A couple of years ago, the movie “Selma” introduced America to a few heroes of the civil rights movement whose names aren’t well-known. And we also saw the hundreds of people walking across the Edmund Pettus Bridge in Selma, Alabama whose names we will never know.

That’s important. Movements are about ideas that call out thousands to participate who will never be storied and sung.

The famous leader of the civil rights movement was Dr. Martin Luther King, Jr. Lesser known at the time was John Lewis, Lewis, later a legendary congressman, was one of the hundreds who walked across Pettus Bridge. A very young man, he led the way and was brutally cut down. Now, after his recent death, there’s a movement in Alabama to rename that bridge in Selma in his honor.

But he wasn’t the only hero on that bridge that day. Hundreds more were there, beaten down, and we don’t know their names. Because that’s what movements are made of.
And there were even more who didn’t do anything “heroic”.

I’ve been thinking about the man who cut Dr. King’s grass. Dr. King had a house and a family. But he was rarely home. I can’t find that man’s name: he may only exist figuratively. But I’ll bet he was real. Because he was essential, he must have been real. Someone must have realized that his contribution to the civil rights Mission was to help out in a small, unceremonious way. Someone who noticed that Dr. King glanced at his yard and frowned. Someone who noticed that Coretta had more than enough to do, and the kids were too young to mow.

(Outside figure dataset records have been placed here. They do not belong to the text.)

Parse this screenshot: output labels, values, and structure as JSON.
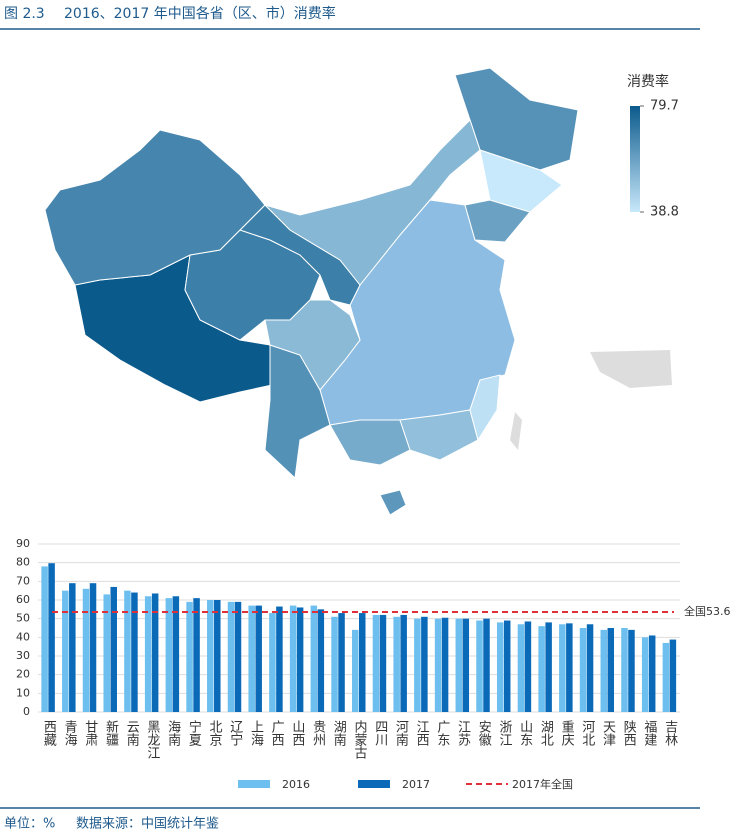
{
  "header": {
    "figure_no": "图 2.3",
    "title": "2016、2017 年中国各省（区、市）消费率"
  },
  "chart_data": [
    {
      "type": "map",
      "colorbar_title": "消费率",
      "clim": [
        38.8,
        79.7
      ],
      "cticks": [
        38.8,
        79.7
      ],
      "colorscale": [
        "#c8e8fb",
        "#0b5a8c"
      ]
    },
    {
      "type": "bar",
      "categories": [
        "西藏",
        "青海",
        "甘肃",
        "新疆",
        "云南",
        "黑龙江",
        "海南",
        "宁夏",
        "北京",
        "辽宁",
        "上海",
        "广西",
        "山西",
        "贵州",
        "湖南",
        "内蒙古",
        "四川",
        "河南",
        "江西",
        "广东",
        "江苏",
        "安徽",
        "浙江",
        "山东",
        "湖北",
        "重庆",
        "河北",
        "天津",
        "陕西",
        "福建",
        "吉林"
      ],
      "series": [
        {
          "name": "2016",
          "color": "#6cbfee",
          "values": [
            78,
            65,
            66,
            63,
            65,
            62,
            61,
            59,
            60,
            59,
            57,
            53,
            57,
            57,
            51,
            44,
            52,
            51,
            50,
            50,
            50,
            49,
            48,
            47,
            46,
            47,
            45,
            44,
            45,
            40,
            37
          ]
        },
        {
          "name": "2017",
          "color": "#0a6ab8",
          "values": [
            79.7,
            69,
            69,
            67,
            64,
            63.5,
            62,
            61,
            60,
            59,
            57,
            56.5,
            56,
            55,
            53,
            53,
            52,
            52,
            51,
            50.5,
            50,
            50,
            49,
            48.5,
            48,
            47.5,
            47,
            45,
            44,
            41,
            38.8
          ]
        }
      ],
      "reference": {
        "name": "2017年全国",
        "value": 53.6,
        "value_label": "全国53.6",
        "color": "#e0303a"
      },
      "ylim": [
        0,
        90
      ],
      "yticks": [
        0,
        10,
        20,
        30,
        40,
        50,
        60,
        70,
        80,
        90
      ],
      "grid": true
    }
  ],
  "footer": {
    "unit": "单位：%",
    "source": "数据来源：中国统计年鉴"
  }
}
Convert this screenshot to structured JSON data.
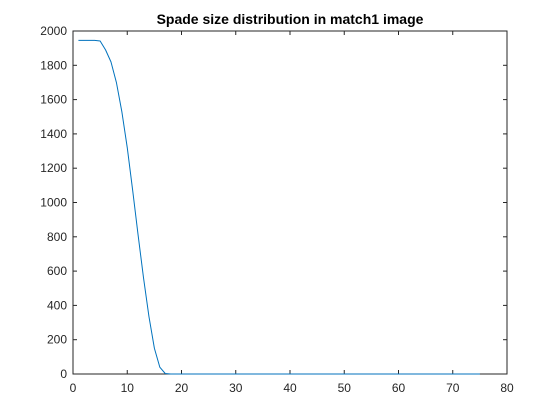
{
  "chart_data": {
    "type": "line",
    "title": "Spade size distribution in match1 image",
    "xlabel": "",
    "ylabel": "",
    "xlim": [
      0,
      80
    ],
    "ylim": [
      0,
      2000
    ],
    "xticks": [
      0,
      10,
      20,
      30,
      40,
      50,
      60,
      70,
      80
    ],
    "yticks": [
      0,
      200,
      400,
      600,
      800,
      1000,
      1200,
      1400,
      1600,
      1800,
      2000
    ],
    "grid": false,
    "legend": "none",
    "series": [
      {
        "color": "#0072BD",
        "x": [
          1,
          2,
          3,
          4,
          5,
          6,
          7,
          8,
          9,
          10,
          11,
          12,
          13,
          14,
          15,
          16,
          17,
          18,
          19,
          20,
          25,
          30,
          35,
          40,
          45,
          50,
          55,
          60,
          65,
          70,
          75
        ],
        "y": [
          1945,
          1945,
          1945,
          1945,
          1942,
          1890,
          1820,
          1700,
          1530,
          1320,
          1070,
          810,
          560,
          335,
          150,
          40,
          3,
          0,
          0,
          0,
          0,
          0,
          0,
          0,
          0,
          0,
          0,
          0,
          0,
          0,
          0
        ]
      }
    ]
  }
}
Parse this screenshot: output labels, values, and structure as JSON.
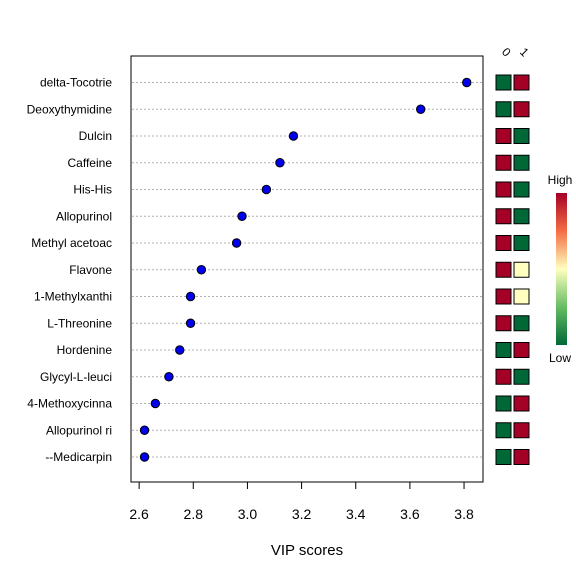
{
  "chart_data": {
    "type": "scatter",
    "xlabel": "VIP scores",
    "xlim": [
      2.57,
      3.87
    ],
    "xticks": [
      2.6,
      2.8,
      3.0,
      3.2,
      3.4,
      3.6,
      3.8
    ],
    "xtick_labels": [
      "2.6",
      "2.8",
      "3.0",
      "3.2",
      "3.4",
      "3.6",
      "3.8"
    ],
    "grid": "horizontal dotted",
    "point_color": "#0000ee",
    "categories": [
      "delta-Tocotrie",
      "Deoxythymidine",
      "Dulcin",
      "Caffeine",
      "His-His",
      "Allopurinol",
      "Methyl acetoac",
      "Flavone",
      "1-Methylxanthi",
      "L-Threonine",
      "Hordenine",
      "Glycyl-L-leuci",
      "4-Methoxycinna",
      "Allopurinol ri",
      "--Medicarpin"
    ],
    "values": [
      3.81,
      3.64,
      3.17,
      3.12,
      3.07,
      2.98,
      2.96,
      2.83,
      2.79,
      2.79,
      2.75,
      2.71,
      2.66,
      2.62,
      2.62
    ],
    "heatmap": {
      "group_labels": [
        "0",
        "1"
      ],
      "cell_levels": [
        [
          0,
          1
        ],
        [
          0,
          1
        ],
        [
          1,
          0
        ],
        [
          1,
          0
        ],
        [
          1,
          0
        ],
        [
          1,
          0
        ],
        [
          1,
          0
        ],
        [
          1,
          0.5
        ],
        [
          1,
          0.5
        ],
        [
          1,
          0
        ],
        [
          0,
          1
        ],
        [
          1,
          0
        ],
        [
          0,
          1
        ],
        [
          0,
          1
        ],
        [
          0,
          1
        ]
      ],
      "legend_high": "High",
      "legend_low": "Low",
      "colors": {
        "high": "#a50026",
        "mid": "#ffffbf",
        "low": "#006837"
      }
    }
  }
}
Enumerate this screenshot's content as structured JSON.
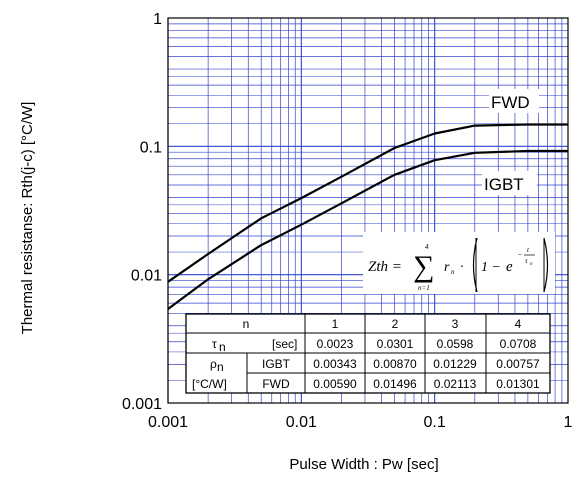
{
  "chart_data": {
    "type": "line",
    "xscale": "log",
    "yscale": "log",
    "xlim": [
      0.001,
      1
    ],
    "ylim": [
      0.001,
      1
    ],
    "xlabel": "Pulse Width : Pw [sec]",
    "ylabel": "Thermal resistanse: Rth(j-c) [°C/W]",
    "x_ticks": [
      "0.001",
      "0.01",
      "0.1",
      "1"
    ],
    "y_ticks": [
      "0.001",
      "0.01",
      "0.1",
      "1"
    ],
    "grid": true,
    "colors": {
      "grid": "#3344cc",
      "line": "#000000",
      "frame": "#000000"
    },
    "series": [
      {
        "name": "FWD",
        "x": [
          0.001,
          0.002,
          0.005,
          0.01,
          0.02,
          0.05,
          0.1,
          0.2,
          0.5,
          1
        ],
        "y": [
          0.0088,
          0.0145,
          0.0275,
          0.0395,
          0.058,
          0.097,
          0.126,
          0.145,
          0.148,
          0.148
        ]
      },
      {
        "name": "IGBT",
        "x": [
          0.001,
          0.002,
          0.005,
          0.01,
          0.02,
          0.05,
          0.1,
          0.2,
          0.5,
          1
        ],
        "y": [
          0.0054,
          0.0092,
          0.017,
          0.0245,
          0.036,
          0.06,
          0.078,
          0.089,
          0.092,
          0.092
        ]
      }
    ],
    "formula": {
      "lhs": "Zth =",
      "sum_top": "4",
      "sum_bottom": "n=1",
      "term_r": "r",
      "term_n": "n",
      "dot": "·",
      "one_minus": "1 −",
      "e": "e",
      "exp_num": "t",
      "exp_den": "τ",
      "exp_den_sub": "n",
      "exp_minus": "−"
    },
    "table": {
      "header": [
        "n",
        "1",
        "2",
        "3",
        "4"
      ],
      "tau_symbol": "τ",
      "tau_sub": "n",
      "tau_unit": "[sec]",
      "tau_values": [
        "0.0023",
        "0.0301",
        "0.0598",
        "0.0708"
      ],
      "rho_symbol": "ρ",
      "rho_sub": "n",
      "rho_unit": "[°C/W]",
      "igbt_label": "IGBT",
      "igbt_values": [
        "0.00343",
        "0.00870",
        "0.01229",
        "0.00757"
      ],
      "fwd_label": "FWD",
      "fwd_values": [
        "0.00590",
        "0.01496",
        "0.02113",
        "0.01301"
      ]
    }
  }
}
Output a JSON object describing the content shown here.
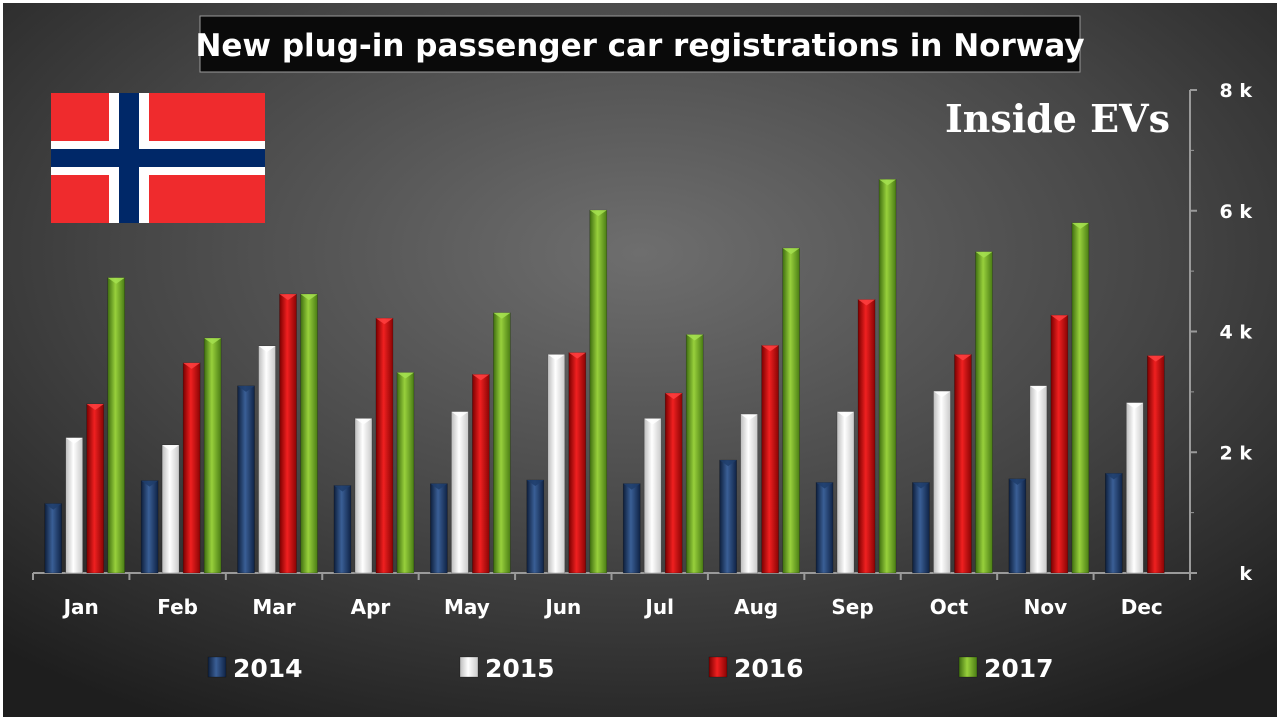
{
  "colors": {
    "2014": "#1f3d6b",
    "2015": "#f2f2f2",
    "2016": "#d50f0f",
    "2017": "#79b32a"
  },
  "watermark": "Inside EVs",
  "flag": "norway-flag",
  "chart_data": {
    "type": "bar",
    "title": "New plug-in passenger car registrations in Norway",
    "categories": [
      "Jan",
      "Feb",
      "Mar",
      "Apr",
      "May",
      "Jun",
      "Jul",
      "Aug",
      "Sep",
      "Oct",
      "Nov",
      "Dec"
    ],
    "series": [
      {
        "name": "2014",
        "values": [
          1150,
          1530,
          3100,
          1450,
          1480,
          1540,
          1480,
          1870,
          1500,
          1500,
          1560,
          1650
        ]
      },
      {
        "name": "2015",
        "values": [
          2240,
          2120,
          3760,
          2560,
          2670,
          3620,
          2560,
          2630,
          2670,
          3010,
          3100,
          2820
        ]
      },
      {
        "name": "2016",
        "values": [
          2800,
          3480,
          4620,
          4220,
          3290,
          3650,
          2980,
          3770,
          4530,
          3620,
          4270,
          3600
        ]
      },
      {
        "name": "2017",
        "values": [
          4890,
          3890,
          4620,
          3320,
          4310,
          6010,
          3950,
          5380,
          6520,
          5320,
          5800,
          null
        ]
      }
    ],
    "y_ticks": [
      "k",
      "2 k",
      "4 k",
      "6 k",
      "8 k"
    ],
    "ylim": [
      0,
      8000
    ],
    "xlabel": "",
    "ylabel": "",
    "grid": false,
    "legend_position": "bottom"
  }
}
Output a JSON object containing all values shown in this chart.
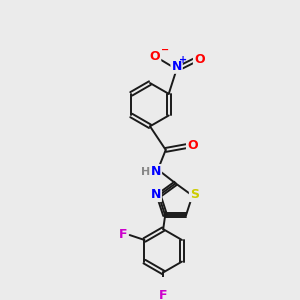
{
  "background_color": "#ebebeb",
  "bond_color": "#1a1a1a",
  "atom_colors": {
    "O": "#ff0000",
    "N": "#0000ff",
    "S": "#cccc00",
    "F": "#cc00cc",
    "H": "#888888",
    "C": "#1a1a1a"
  },
  "bond_lw": 1.4,
  "ring_r": 22,
  "thz_r": 18,
  "font_size": 9
}
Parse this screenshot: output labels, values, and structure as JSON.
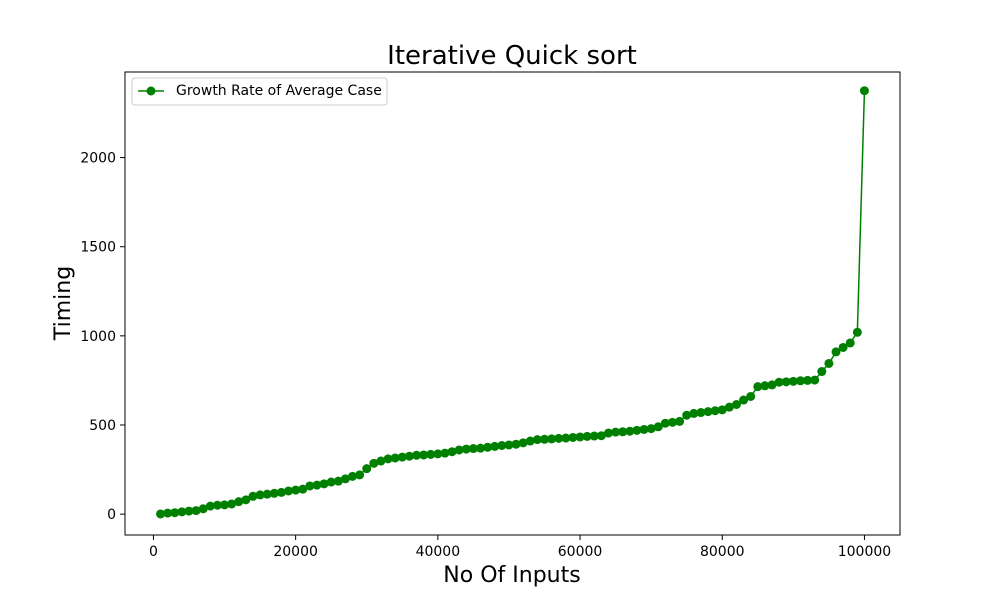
{
  "chart_data": {
    "type": "line",
    "title": "Iterative Quick sort",
    "xlabel": "No Of Inputs",
    "ylabel": "Timing",
    "xlim": [
      -4000,
      105000
    ],
    "ylim": [
      -117,
      2480
    ],
    "xticks": [
      0,
      20000,
      40000,
      60000,
      80000,
      100000
    ],
    "xtick_labels": [
      "0",
      "20000",
      "40000",
      "60000",
      "80000",
      "100000"
    ],
    "yticks": [
      0,
      500,
      1000,
      1500,
      2000
    ],
    "ytick_labels": [
      "0",
      "500",
      "1000",
      "1500",
      "2000"
    ],
    "grid": false,
    "legend": {
      "position": "top-left"
    },
    "series": [
      {
        "name": "Growth Rate of Average Case",
        "color": "#008000",
        "marker": "circle",
        "x": [
          1000,
          2000,
          3000,
          4000,
          5000,
          6000,
          7000,
          8000,
          9000,
          10000,
          11000,
          12000,
          13000,
          14000,
          15000,
          16000,
          17000,
          18000,
          19000,
          20000,
          21000,
          22000,
          23000,
          24000,
          25000,
          26000,
          27000,
          28000,
          29000,
          30000,
          31000,
          32000,
          33000,
          34000,
          35000,
          36000,
          37000,
          38000,
          39000,
          40000,
          41000,
          42000,
          43000,
          44000,
          45000,
          46000,
          47000,
          48000,
          49000,
          50000,
          51000,
          52000,
          53000,
          54000,
          55000,
          56000,
          57000,
          58000,
          59000,
          60000,
          61000,
          62000,
          63000,
          64000,
          65000,
          66000,
          67000,
          68000,
          69000,
          70000,
          71000,
          72000,
          73000,
          74000,
          75000,
          76000,
          77000,
          78000,
          79000,
          80000,
          81000,
          82000,
          83000,
          84000,
          85000,
          86000,
          87000,
          88000,
          89000,
          90000,
          91000,
          92000,
          93000,
          94000,
          95000,
          96000,
          97000,
          98000,
          99000,
          100000
        ],
        "y": [
          1,
          6,
          8,
          13,
          17,
          20,
          30,
          45,
          50,
          52,
          57,
          70,
          80,
          100,
          108,
          112,
          117,
          122,
          130,
          135,
          140,
          158,
          163,
          170,
          180,
          185,
          198,
          212,
          220,
          255,
          285,
          298,
          310,
          315,
          320,
          325,
          330,
          332,
          335,
          338,
          342,
          350,
          360,
          365,
          368,
          370,
          375,
          380,
          385,
          388,
          392,
          400,
          410,
          418,
          420,
          422,
          425,
          427,
          430,
          433,
          436,
          438,
          440,
          455,
          460,
          462,
          465,
          470,
          475,
          480,
          490,
          510,
          515,
          520,
          555,
          565,
          570,
          575,
          580,
          585,
          600,
          615,
          640,
          660,
          715,
          720,
          725,
          740,
          742,
          745,
          748,
          750,
          752,
          800,
          845,
          910,
          935,
          960,
          1020,
          2375
        ]
      }
    ]
  }
}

Someone who knew that little distractions can grow into conflict and create serious barriers to the work. Someone- we don’t know his name- headed that problem off.

Someone who knew that cutting the grass- like other someones doing the dishes, cuddling the kids, or cleaning the church- was a building-block in service to the Mission and to God. We don’t know his name, or the names of the hundreds. They aren’t storied and sung like Lewis and King. But they were on Mission, too, just as sure as speaking truth to power in front of the cameras to the world.